Bess jumps down and walks around to the passenger’s side of the cab. He starts the truck, which sputters and then groans into life. Bess checks her watch. They’ve been at the jobsite for over an hour, probably closer to two, but Bess isn’t ready to leave. She’s not prepared to drive the mile to Cliff House and greet the problems looming over the bluff. So when Evan turns to her and suggests a bite to eat, Bess is quick to agree. And she is grateful that her old friend can still read her in exactly the right way.
30
Wednesday Night
“So,” Bess says as they pull away from the Sconset Caféand head toward Baxter Road.
They talked all through dinner—short ribs and burgers, nothing fancy—but despite topics worn to the bone and that dang growling engine, things are still too quiet in the cab for Bess.
“Any idea how I can get Cissy out of the house?” she asks. “That’s why I hauled myself out to bother you at work. Am I a typical girl or what?”
“Oh, you’re hardly typical.”
“I went to you for advice about someone else’s problems and ended up blathering about myself.”
Evan smiles, tight-lipped and forlorn. “I’d say Cissy is very much your problem.”
“Well, you’re right about that.

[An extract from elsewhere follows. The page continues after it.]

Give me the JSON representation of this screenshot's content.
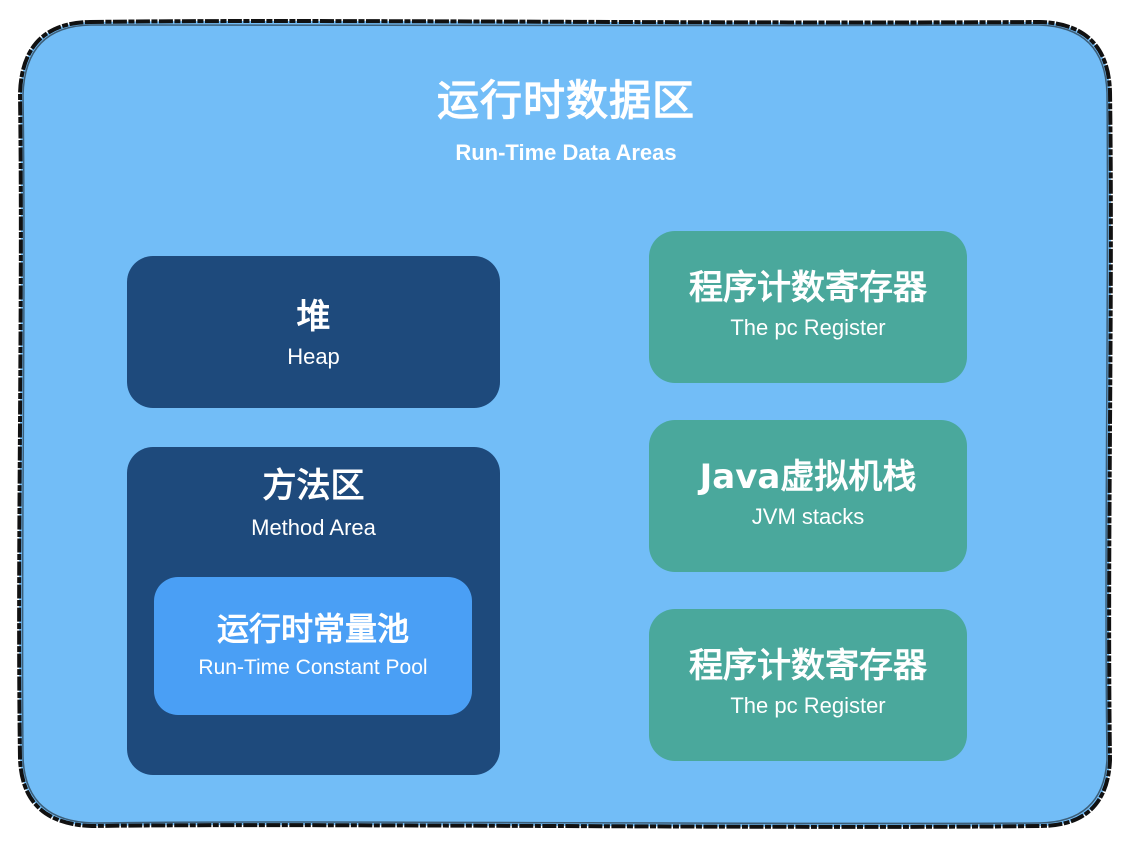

See? Who has time for a baby with my mother around?”
Bess gazes out the window, watching several homes pass before she speaks.
“Seriously though,” she says. “What am I going to do? About my mom. It was enough of a battle when we were on the same page. Now Cissy’s my antagonist. I pack up the dishes, she puts them away. I throw perishables in the trash, she digs them out or buys more. It’s infuriating.”
“Just take what matters, and let Cissy deal with the rest. She’ll come to her senses. She always does.”
“That has not been my experience. And ‘take what matters’? That’s Cissy! And we already know that she’s not going anywhere.” Bess laughs and leans into the headrest. “Oh Lord, I’m in trouble.”
“You can grab the book,” he says.
“What book?”
“That guest thingy everyone writes in?”
“Oh, the Book of Summer. Well, yes, that’s a given. In the ranking of stuff that counts in that house, the ‘guest thingy’ is number two, behind Cissy. Though if she keeps acting this way, I might have to reverse the order.”
“I wrote in it, you know,” Evan says.
“You wrote in it?”
Bess sits upright and then eyeballs him while making a snorting-baby-piglet sound that would’ve caused her to blush had she not been so flippin’ tired. Maybe this pregnancy is affecting her after all.
“Yup,” Evan says. “I sure did. The night of your wedding.”
“Okay, that’s a lie. Admittedly I haven’t read all of the entries, but I’ve read all of Ruby’s and certainly every single one written around the time of my wedding.”
“Not all of them.”
They roll up in front of Cliff House.
“Yes,” Bess says. “All of them. Twice, even. Three times.”